For non-MATLAB readers: not sure which family they belong to, but MATLAB regular expressions are fully described here . The comment character is MATLAB % (percent), and its line separator is ' (apostrophe). The string delimiter inside the string is written as a double apostrophe ( 'this is how you write "it''s" in a string.' ). To complicate matters, matrix transposed operators are also apostrophes ( A' (Hermitian) or A.' (regular)).
Now, for dark reasons (which I will not develop :), I am trying to interpret MATLAB code in my own MATLAB language.
I'm currently trying to remove all trailing comments in an array of row cells, each of which contains a MATLAB line of code.
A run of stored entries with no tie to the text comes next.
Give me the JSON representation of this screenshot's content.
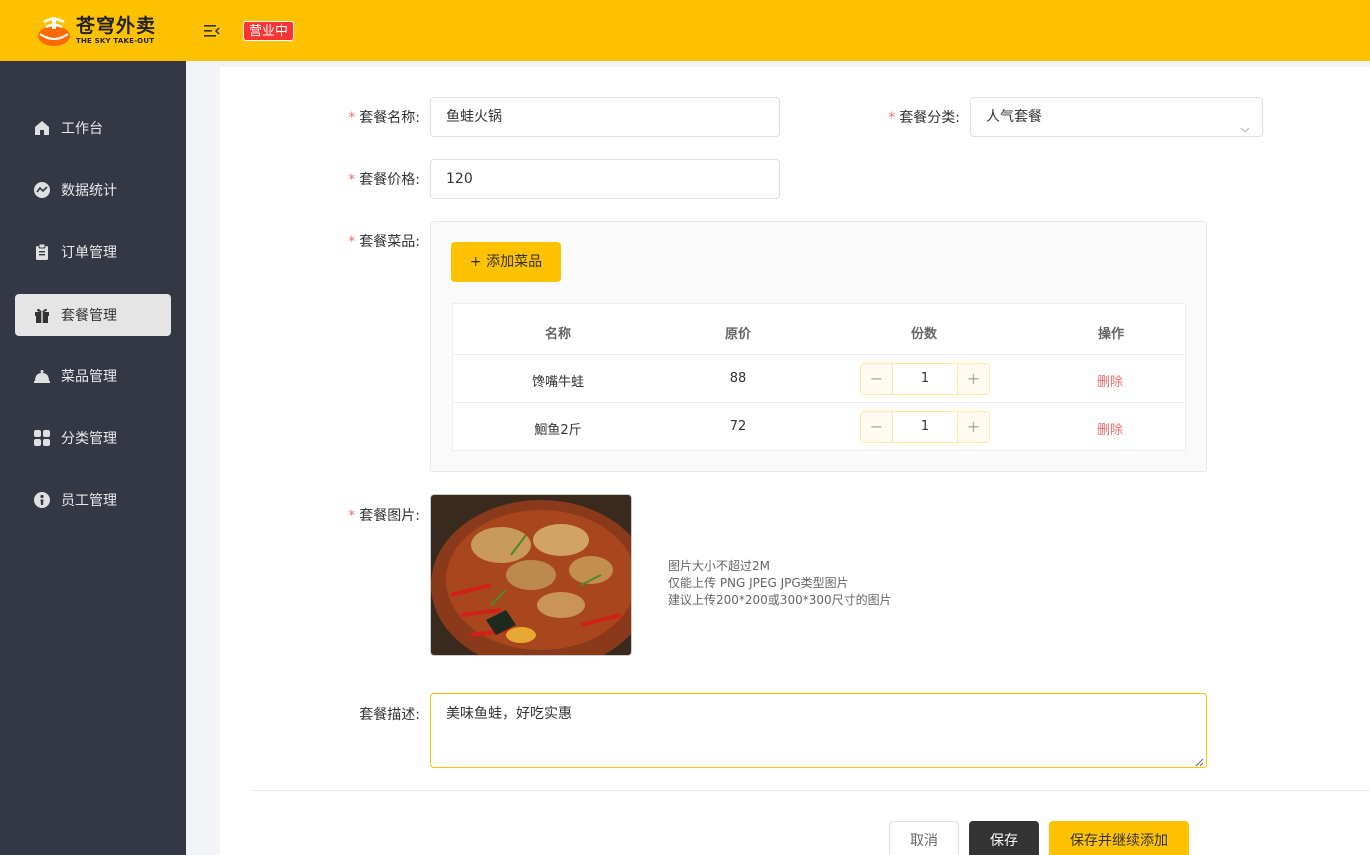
{
  "header": {
    "logo_cn": "苍穹外卖",
    "logo_en": "THE SKY TAKE-OUT",
    "status": "营业中",
    "accent_color": "#ffc200"
  },
  "sidebar": {
    "items": [
      {
        "label": "工作台",
        "icon": "home-icon",
        "active": false
      },
      {
        "label": "数据统计",
        "icon": "chart-icon",
        "active": false
      },
      {
        "label": "订单管理",
        "icon": "clipboard-icon",
        "active": false
      },
      {
        "label": "套餐管理",
        "icon": "gift-icon",
        "active": true
      },
      {
        "label": "菜品管理",
        "icon": "cloche-icon",
        "active": false
      },
      {
        "label": "分类管理",
        "icon": "grid-icon",
        "active": false
      },
      {
        "label": "员工管理",
        "icon": "employee-icon",
        "active": false
      }
    ]
  },
  "form": {
    "name_label": "套餐名称:",
    "name_value": "鱼蛙火锅",
    "category_label": "套餐分类:",
    "category_value": "人气套餐",
    "price_label": "套餐价格:",
    "price_value": "120",
    "dishes_label": "套餐菜品:",
    "add_dish_button": "+ 添加菜品",
    "table": {
      "headers": [
        "名称",
        "原价",
        "份数",
        "操作"
      ],
      "rows": [
        {
          "name": "馋嘴牛蛙",
          "price": "88",
          "qty": "1",
          "action": "删除"
        },
        {
          "name": "鮰鱼2斤",
          "price": "72",
          "qty": "1",
          "action": "删除"
        }
      ]
    },
    "image_label": "套餐图片:",
    "image_hints": [
      "图片大小不超过2M",
      "仅能上传 PNG JPEG JPG类型图片",
      "建议上传200*200或300*300尺寸的图片"
    ],
    "desc_label": "套餐描述:",
    "desc_value": "美味鱼蛙，好吃实惠"
  },
  "actions": {
    "cancel": "取消",
    "save": "保存",
    "save_and_add": "保存并继续添加"
  }
}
At first glance, this may seem simple:
>> str = 'simpleCommand(); % simple trailing comment'; >> regexprep(str, '%.*$', '') ans = simpleCommand();
But of course, something like this might come:
>> str = ' fprintf(''%d%*c%3.0f\n'', value, args{:}); % Let' do this! '; >> regexprep(str, '%.*$', '') ans = fprintf(' %
Obviously, we need to exclude all comment characters that are inside the lines from coincidence, and also considering that one apostrophe (or apostrophe point) immediately after the operator is an operator, not a line separator.
Based on the assumption that the number of open / close characters in front of the comment character should be even (which, as I know, is incomplete due to the transpose matrix operator), I created the following dynamic regular expression to handle this type of case:
>> str = { 'myFun( {''test'' ''%''}); % let' ' 'sprintf(str, ''%*8.0f%*s%c%3d\n''); % it' ' 'sprintf(str, ''%*8.0f%*s%c%3d\n''); % let' ' 'sprintf(str, ''%*8.0f%*s%c%3d\n''); ' 'A = A.'';%tight trailing comment' }; >> >> C = regexprep(str, '(^.*)(?@mod(sum(\1==''''''''),2)==0;)(%.*$)', '$1')
but
C = 'myFun( {'test' '%'}); ' %// sucess 'sprintf(str, '%*8.0f%*s%c%3d\n'); ' %// sucess 'sprintf(str, '%*8.0f%*s%c%3d\n'); ' %// sucess 'sprintf(str, '%*8.0f%*s%c' %// FAIL 'A = A.';' %// success (although I'm not sure why)
so I'm almost there, but not quite yet :)
Unfortunately, I have exhausted the amount of time I can spend thinking about this, and he needs to continue with other things, so maybe someone who has more time is friendly enough to think about these issues:
- Are comment characters inside lines the only exception I need to look for?
- What is the right and / or more efficient way to do this?